Anandamide-induced vasorelaxation in rabbit aortic rings has two components: G protein dependent and independent.

The endogenous cannabinoid anandamide (arachidonylethanolamide) produces vasorelaxation in different vascular beds. In the present study, we found that anandamide and a metabolically stable analog, methanandamide, produced dose-dependent (10 nM-10 microM) vasorelaxation of approximately 80% in a rabbit aortic ring preparation in an endothelium-dependent manner.

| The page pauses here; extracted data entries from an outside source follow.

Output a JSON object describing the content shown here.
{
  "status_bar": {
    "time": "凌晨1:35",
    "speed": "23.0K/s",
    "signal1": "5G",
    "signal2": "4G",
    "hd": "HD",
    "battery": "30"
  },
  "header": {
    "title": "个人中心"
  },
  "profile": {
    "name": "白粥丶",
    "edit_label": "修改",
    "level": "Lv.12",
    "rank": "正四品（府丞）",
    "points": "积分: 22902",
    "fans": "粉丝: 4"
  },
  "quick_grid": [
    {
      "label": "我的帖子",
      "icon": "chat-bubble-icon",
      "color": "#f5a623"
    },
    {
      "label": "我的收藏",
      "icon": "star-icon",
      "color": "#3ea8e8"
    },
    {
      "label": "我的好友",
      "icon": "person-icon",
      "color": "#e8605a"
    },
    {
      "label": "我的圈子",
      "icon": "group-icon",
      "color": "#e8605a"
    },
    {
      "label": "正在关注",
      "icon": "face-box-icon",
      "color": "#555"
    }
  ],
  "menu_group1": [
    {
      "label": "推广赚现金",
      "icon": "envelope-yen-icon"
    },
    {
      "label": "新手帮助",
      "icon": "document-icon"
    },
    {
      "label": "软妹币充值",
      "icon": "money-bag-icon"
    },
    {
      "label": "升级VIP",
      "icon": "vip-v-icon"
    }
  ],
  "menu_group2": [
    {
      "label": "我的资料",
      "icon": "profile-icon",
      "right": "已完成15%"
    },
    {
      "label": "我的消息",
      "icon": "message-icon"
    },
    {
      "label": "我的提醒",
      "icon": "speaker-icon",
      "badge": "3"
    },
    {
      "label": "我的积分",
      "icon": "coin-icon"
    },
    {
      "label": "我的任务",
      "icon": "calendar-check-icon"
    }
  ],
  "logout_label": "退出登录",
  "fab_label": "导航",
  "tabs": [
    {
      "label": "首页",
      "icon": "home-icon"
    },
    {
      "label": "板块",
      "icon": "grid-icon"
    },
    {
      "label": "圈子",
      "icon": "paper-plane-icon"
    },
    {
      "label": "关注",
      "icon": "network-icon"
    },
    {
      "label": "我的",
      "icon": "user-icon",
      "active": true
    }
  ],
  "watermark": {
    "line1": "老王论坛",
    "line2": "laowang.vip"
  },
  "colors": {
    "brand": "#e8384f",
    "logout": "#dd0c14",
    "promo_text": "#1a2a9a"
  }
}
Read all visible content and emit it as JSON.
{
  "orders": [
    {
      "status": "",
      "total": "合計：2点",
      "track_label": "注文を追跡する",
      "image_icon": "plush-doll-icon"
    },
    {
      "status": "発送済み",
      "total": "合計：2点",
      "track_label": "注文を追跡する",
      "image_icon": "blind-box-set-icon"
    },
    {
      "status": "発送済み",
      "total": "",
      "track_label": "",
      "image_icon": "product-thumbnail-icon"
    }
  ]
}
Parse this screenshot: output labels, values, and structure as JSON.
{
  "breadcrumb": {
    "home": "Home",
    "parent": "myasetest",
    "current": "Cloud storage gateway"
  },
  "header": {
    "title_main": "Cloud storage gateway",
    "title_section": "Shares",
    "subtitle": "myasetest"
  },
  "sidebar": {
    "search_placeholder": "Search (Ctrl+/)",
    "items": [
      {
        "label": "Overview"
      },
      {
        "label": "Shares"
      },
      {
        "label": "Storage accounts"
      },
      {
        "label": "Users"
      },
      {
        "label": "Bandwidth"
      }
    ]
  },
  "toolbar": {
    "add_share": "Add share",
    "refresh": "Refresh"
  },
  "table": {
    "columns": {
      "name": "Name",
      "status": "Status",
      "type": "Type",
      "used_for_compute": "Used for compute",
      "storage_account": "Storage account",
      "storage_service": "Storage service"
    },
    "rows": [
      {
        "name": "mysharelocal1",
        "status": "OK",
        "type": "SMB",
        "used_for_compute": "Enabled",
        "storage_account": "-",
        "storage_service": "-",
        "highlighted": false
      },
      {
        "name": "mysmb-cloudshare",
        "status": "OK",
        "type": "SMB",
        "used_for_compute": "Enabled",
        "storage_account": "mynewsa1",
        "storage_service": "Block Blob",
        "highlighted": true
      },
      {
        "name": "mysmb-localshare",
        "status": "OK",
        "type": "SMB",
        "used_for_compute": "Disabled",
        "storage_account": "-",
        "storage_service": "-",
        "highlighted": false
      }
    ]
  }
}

Non-endothelium-dependent vasorelaxation was observed to be a maximum of 20-22% at >10 microM methanandamide. The efficacious CB(1) receptor analogs desacetyllevonantradol (10 microM) and WIN55212-2 (10 microM) failed to produce vasorelaxation; however, the endothelium-dependent vasorelaxation evoked by methanandamide was partially (75%) blocked by the CB(1) receptor antagonist SR141716A. The VR(1) vanilloid receptor antagonist capsazepine or the calcitonin gene-related peptide (CGRP) antagonist CGRP-(8-37) partially attenuated (25%) the vasorelaxation in endothelium-intact preparations and greatly reduced the response in endothelium-denuded preparations. Pretreatment of aortic rings with N(G)-nitro-L-arginine methyl ester completely blocked the methanandamide-, capsaicin-, and CGRP-induced vasorelaxation. Pretreatment of aortic rings with pertussis toxin attenuated the methanandamide-induced vasorelaxation in endothelium-intact aortic rings, indicating the involvement of G(i/o) proteins in the vasorelaxation; however, pertussis toxin treatment failed to block the endothelium-independent response. Thus, in the rabbit aorta, methanandamide-induced vasorelaxation exhibits two components: 1) in endothelium-intact rings, an SR141716A-sensitive, non-CB(1) receptor component that requires pertussis toxin-sensitive G proteins and nitric oxide (NO) production; and 2) in endothelium-denuded rings, a component that is mediated by VR(1) vanilloid receptors and possibly by the subsequent release of CGRP that requires NO production but is independent of pertussis toxin-sensitive G proteins.